Ce faisant, la concertation du CESE permettra d’inclure les migrations (émigration marocaine vers l’étranger et immigration étrangère au Maroc) dans le dialogue social, en associant les partenaires sociaux (en particulier les représentants des employeurs et des syndicats), ainsi que de la société civile et notamment les organisations représentatives des émigrés.

4- Les parlementaires marocains interpellés
Pour rendre justice à la communauté marocaine résidant à l’étranger et être au diapason des avancées de la nouvelle Constitution, le Parlement marocain, à travers les diverses composantes de ses deux chambres, est donc interpellé pour introduire les amendements nécessaires au texte gouvernemental, en joignant l’acte à la parole souvent affichée par les diverses sensibilités parlementaires, en faveur de l’effectivité des droits des Marocains résidant à l’étranger. L’examen du projet de loi organique concernant le CESE, d’abord par les députés, puis par la Chambre des conseillers, est le premier test pour vérifier la réelle volonté politique des uns et des autres, de considérer nos compatriotes à l’étranger comme des citoyens marocains à part entière, et non pas comme des citoyens entièrement à part. Rappelons à ce propos qu’il y a 21 ans déjà, dans le mémorandum de la Koutla démocratique adressé au Roi du Maroc, en date du 19 juin 1992, les cinq partis signataires (Istiqlal, USFP, PPS, UNFP, OADP) demandaient que figurent dans sa composition, les représentants de la communauté marocaine résidant à l’étranger.

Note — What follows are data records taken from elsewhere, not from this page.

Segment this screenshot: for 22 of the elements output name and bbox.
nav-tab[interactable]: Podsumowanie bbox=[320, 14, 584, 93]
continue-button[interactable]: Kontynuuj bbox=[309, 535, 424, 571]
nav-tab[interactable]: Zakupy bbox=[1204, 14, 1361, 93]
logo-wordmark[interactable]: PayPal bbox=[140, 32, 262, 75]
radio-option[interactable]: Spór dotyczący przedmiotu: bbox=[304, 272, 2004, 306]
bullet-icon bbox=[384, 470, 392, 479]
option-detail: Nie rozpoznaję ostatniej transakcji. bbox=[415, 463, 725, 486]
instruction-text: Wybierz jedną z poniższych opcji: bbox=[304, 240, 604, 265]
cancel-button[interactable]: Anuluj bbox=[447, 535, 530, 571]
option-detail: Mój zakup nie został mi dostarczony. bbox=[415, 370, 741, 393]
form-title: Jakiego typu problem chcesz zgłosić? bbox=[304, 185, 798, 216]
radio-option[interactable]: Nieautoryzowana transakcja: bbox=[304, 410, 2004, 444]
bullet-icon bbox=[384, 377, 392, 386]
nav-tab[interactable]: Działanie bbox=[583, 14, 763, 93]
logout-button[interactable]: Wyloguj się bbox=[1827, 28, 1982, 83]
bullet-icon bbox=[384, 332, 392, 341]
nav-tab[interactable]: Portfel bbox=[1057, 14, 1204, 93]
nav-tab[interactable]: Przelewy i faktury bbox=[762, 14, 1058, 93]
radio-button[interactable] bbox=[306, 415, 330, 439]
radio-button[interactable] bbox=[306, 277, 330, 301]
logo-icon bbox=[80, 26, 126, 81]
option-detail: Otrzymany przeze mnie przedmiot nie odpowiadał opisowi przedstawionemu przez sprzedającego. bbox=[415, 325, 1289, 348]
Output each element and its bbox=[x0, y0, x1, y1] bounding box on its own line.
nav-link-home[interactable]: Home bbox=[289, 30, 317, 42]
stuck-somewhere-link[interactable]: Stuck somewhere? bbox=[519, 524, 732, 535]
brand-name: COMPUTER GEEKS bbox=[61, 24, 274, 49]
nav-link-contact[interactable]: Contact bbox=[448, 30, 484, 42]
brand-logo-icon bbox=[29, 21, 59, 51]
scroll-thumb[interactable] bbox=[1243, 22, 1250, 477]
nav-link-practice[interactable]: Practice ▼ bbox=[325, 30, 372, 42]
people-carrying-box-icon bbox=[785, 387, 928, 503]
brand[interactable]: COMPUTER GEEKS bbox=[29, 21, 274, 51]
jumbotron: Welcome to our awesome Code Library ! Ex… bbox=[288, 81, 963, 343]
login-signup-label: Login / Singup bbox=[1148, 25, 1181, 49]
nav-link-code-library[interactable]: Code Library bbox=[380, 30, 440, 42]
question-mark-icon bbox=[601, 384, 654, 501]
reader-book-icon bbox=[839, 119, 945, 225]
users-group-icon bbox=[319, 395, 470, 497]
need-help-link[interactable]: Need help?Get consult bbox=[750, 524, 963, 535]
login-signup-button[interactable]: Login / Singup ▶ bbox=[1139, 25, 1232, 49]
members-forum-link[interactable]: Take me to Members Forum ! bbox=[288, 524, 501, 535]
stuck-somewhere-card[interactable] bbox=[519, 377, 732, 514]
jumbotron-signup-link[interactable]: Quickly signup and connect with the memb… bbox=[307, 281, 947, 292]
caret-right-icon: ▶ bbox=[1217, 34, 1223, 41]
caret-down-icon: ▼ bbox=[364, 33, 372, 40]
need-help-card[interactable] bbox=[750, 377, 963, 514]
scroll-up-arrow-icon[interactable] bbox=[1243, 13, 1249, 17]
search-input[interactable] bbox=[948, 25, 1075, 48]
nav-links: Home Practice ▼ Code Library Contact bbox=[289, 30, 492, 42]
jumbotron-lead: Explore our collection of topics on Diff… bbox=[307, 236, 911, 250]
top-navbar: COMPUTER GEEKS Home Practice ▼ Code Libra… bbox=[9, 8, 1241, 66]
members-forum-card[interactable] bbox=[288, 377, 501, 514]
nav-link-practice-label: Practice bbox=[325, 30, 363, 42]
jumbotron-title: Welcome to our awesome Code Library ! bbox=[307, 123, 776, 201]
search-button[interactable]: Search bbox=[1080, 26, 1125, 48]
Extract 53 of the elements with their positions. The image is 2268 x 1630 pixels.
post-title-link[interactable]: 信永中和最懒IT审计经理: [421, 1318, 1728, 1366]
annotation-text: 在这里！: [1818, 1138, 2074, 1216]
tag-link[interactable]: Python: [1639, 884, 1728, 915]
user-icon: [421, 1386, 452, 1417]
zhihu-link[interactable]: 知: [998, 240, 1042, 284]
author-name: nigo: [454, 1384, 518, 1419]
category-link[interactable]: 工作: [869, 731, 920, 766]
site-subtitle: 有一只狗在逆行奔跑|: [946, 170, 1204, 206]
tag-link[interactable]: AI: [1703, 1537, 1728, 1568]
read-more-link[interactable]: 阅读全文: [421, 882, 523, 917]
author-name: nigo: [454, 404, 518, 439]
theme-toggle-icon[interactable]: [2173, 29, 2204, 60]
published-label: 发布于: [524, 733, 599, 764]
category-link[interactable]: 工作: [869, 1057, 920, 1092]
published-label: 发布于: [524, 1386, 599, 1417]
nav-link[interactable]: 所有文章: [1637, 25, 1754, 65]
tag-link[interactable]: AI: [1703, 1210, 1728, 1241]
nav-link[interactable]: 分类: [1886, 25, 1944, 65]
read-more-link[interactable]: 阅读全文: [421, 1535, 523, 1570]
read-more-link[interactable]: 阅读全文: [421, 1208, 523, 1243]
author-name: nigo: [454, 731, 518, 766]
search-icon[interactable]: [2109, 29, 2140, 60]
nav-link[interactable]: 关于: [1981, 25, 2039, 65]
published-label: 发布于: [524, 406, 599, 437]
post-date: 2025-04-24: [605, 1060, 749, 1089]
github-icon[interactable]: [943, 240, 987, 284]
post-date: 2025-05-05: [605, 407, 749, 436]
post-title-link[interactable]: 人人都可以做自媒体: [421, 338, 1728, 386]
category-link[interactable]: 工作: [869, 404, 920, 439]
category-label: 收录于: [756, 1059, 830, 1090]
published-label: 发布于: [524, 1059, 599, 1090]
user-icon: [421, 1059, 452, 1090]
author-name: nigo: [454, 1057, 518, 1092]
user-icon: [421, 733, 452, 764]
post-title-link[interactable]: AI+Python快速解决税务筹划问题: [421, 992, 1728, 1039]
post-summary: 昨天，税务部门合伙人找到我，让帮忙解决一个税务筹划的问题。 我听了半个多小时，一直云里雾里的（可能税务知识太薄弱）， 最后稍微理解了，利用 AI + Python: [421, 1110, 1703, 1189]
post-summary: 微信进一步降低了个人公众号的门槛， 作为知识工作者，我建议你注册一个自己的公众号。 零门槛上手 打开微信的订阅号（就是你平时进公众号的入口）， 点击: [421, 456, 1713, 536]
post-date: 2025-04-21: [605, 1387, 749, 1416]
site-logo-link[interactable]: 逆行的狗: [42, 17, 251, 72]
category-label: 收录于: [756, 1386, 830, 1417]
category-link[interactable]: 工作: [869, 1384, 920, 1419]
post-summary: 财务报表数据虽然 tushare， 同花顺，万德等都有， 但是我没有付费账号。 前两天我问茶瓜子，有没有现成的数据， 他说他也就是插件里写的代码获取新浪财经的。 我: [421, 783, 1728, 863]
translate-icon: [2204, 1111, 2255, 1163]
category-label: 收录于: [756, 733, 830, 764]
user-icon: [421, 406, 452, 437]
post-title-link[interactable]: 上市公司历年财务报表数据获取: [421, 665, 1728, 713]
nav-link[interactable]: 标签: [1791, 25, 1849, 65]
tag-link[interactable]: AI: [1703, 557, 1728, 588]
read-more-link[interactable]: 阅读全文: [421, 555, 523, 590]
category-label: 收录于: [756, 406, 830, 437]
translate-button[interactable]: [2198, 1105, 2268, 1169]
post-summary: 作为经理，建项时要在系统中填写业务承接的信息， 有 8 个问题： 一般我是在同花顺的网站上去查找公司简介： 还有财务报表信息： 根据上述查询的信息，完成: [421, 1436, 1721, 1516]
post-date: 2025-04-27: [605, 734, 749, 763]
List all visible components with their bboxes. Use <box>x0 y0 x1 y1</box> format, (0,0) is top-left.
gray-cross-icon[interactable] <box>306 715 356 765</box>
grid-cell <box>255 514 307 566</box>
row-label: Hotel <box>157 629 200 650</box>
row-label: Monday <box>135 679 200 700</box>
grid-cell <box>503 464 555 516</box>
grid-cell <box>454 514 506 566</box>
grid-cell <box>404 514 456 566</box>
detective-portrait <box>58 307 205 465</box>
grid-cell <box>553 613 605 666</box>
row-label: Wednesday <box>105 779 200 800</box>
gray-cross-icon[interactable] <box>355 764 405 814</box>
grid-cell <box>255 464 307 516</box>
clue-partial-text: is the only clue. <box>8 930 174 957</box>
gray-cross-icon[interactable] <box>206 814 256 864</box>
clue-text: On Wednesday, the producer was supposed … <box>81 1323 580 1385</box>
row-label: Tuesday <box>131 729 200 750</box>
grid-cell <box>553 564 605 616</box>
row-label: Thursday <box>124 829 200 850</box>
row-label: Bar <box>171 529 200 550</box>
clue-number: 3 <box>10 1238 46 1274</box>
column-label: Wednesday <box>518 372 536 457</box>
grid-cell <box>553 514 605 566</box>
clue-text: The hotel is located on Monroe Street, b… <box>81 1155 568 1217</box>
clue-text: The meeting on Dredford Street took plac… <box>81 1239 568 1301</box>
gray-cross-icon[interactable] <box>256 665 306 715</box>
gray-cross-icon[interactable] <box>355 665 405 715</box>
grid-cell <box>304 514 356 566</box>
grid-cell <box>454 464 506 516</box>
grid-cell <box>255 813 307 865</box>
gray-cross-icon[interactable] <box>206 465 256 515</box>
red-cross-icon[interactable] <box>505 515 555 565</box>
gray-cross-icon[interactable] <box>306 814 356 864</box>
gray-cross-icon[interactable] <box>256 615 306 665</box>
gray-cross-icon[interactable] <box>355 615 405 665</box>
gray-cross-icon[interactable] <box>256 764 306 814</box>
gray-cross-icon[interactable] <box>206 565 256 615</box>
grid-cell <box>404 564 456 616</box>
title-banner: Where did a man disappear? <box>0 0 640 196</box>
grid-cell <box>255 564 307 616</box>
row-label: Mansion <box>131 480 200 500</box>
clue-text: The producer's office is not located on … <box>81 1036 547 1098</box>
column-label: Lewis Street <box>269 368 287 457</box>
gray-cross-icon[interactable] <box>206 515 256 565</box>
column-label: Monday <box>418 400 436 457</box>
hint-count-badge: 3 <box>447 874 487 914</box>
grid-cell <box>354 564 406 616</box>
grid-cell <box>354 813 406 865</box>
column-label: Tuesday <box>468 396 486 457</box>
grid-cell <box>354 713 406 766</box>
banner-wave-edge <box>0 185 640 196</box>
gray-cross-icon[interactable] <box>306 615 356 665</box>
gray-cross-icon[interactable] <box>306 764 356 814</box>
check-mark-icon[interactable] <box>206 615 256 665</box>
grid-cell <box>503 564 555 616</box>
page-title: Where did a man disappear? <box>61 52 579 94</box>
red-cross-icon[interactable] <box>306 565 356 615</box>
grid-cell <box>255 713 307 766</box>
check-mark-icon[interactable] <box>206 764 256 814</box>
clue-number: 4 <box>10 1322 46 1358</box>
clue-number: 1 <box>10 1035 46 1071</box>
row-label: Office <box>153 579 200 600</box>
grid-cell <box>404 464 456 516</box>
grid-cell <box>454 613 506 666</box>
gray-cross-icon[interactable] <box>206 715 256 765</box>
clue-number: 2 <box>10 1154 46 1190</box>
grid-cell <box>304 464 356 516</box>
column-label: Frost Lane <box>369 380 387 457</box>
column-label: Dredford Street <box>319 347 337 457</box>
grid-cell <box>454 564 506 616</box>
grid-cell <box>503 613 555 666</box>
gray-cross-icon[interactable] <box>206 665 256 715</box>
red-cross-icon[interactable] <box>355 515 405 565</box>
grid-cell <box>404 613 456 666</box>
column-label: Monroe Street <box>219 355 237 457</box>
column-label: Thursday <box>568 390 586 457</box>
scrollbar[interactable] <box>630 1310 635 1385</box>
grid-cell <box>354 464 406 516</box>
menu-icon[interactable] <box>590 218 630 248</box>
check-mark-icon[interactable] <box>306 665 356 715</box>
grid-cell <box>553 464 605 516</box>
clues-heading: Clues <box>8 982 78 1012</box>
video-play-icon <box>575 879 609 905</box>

Pour information, le texte intégral de ce mémorandum a été (re) publié notamment dans «Al Ittihad Al Ichtiraki» du 26-27 mars 2011.

Rappelons par ailleurs qu’à l’issue du référendum du 13 septembre 1996, le ministre de l’Intérieur de l’époque, Driss Basri, avait déclaré, s’agissant de la représentation au Parlement des membres de la communauté marocaine à l’étranger, que les intérêts de cette catégorie d’électeurs seront soit représentés à travers le scrutin direct, ce qui équivaut à revenir au statu quo ante, soit par le biais du scrutin indirect dans le cadre des chambres professionnelles. À défaut d’une représentation au Parlement, ils seront, avait-il précisé, représentés au sein du Conseil économique et social… (Voir l’extrait de la synthèse élaborée par la MAP, publiée dans «Al Bayane» du 16 septembre 1996.) Nous sommes en 2013 et les citoyens marocains à l’étranger ne sont ni réellement représentés au Parlement devenu bicaméral entre-temps, ni représentés comme il se doit au Conseil économique, social et environnemental rénové, alors qu’ils devraient l’être dans toutes ces institutions à la fois, sans parler bien entendu des autres institutions nationales, en vertu de l’article 18 de la Constitution avancée du 1er juillet 2011.